New Delhi: The ED is mulling attaching domestic assets and shares worth about Rs. 9,000 crore owned by liquor baron Vijay Mallya in connection with its money laundering probe against him and others in the IDBI bank loan fraud case.
Officials said on Wednesday the agency has already begun the exercise of identifying and valuing the country-wide immovable assets of the beleaguered businessman in order to place them under attachment under the criminal provisions of the Prevention of Money Laundering Act (PMLA).
They said the agency will also inform market regulator Securities and Exchange Board of India (SEBI) about its move to similarly attach his shares in various Indian companies so that no third party rights are created.
The officials from the Enforcement Directorate(ED) said that as per preliminary assessment done the value of the assets that would be provisionally attached will be around Rs. 9,000 crore which is equal to the total default of bank loans which he is accused of.
They said Mr Mallya’s assets in the form of bungalows, costly vehicles, bank balances and others have already been assessed by agency sleuths probing the case.
Banks will also be taken on-board before attaching these assets under PMLA laws, they said, adding the agency does not want to “jeopardise” their interests over these assets through which they are planning to get back their loans.

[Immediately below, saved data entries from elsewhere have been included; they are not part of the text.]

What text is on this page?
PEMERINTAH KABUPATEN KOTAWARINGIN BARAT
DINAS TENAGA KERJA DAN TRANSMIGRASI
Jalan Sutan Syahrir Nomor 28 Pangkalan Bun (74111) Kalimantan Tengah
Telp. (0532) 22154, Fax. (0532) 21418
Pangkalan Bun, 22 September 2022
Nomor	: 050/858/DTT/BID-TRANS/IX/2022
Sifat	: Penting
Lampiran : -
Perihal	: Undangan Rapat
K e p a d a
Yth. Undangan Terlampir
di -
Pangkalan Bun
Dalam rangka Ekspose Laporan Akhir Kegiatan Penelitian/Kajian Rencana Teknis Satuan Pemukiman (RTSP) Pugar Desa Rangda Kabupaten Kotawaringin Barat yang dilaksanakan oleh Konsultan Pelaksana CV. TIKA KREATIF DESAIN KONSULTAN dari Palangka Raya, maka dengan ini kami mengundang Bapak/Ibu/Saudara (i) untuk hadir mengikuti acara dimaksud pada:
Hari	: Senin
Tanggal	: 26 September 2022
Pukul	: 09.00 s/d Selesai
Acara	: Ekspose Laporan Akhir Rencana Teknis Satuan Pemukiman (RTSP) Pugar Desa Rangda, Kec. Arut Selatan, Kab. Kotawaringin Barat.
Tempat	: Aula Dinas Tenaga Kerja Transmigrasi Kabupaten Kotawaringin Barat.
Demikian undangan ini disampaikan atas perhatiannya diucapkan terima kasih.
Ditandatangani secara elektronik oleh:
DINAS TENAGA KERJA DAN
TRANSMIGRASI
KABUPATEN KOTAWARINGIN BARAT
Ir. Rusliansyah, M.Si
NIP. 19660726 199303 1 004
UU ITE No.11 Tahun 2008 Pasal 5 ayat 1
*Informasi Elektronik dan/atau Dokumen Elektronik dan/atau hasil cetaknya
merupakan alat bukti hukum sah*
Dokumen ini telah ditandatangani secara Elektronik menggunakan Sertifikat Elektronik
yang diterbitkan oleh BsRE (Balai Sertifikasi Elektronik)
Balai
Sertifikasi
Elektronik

The Enforcement Directorate (ED) has been wanting to make Mr Mallya join investigations “in person” in the over 900 crore IDBI loan fraud case in which it registered a PMLA case early this year.
It has virtually exhausted all legal options to make Mr Mallya join the probe including issuance of a non-bailable warrant against him from a Mumbai court based on which it made the requests for the revocation of his passport and subsequent deportation bid to bring back the beleaguered businessman from the UK.
However, in a setback to India’s efforts to expeditiously get back Mr Mallya, UK has made it clear that the liquor baron cannot be deported and asked India to seek his extradition instead.
The British government has said it acknowledges “the seriousness of allegations” against Mr Mallya and was “keen to assist” the Indian government in this case.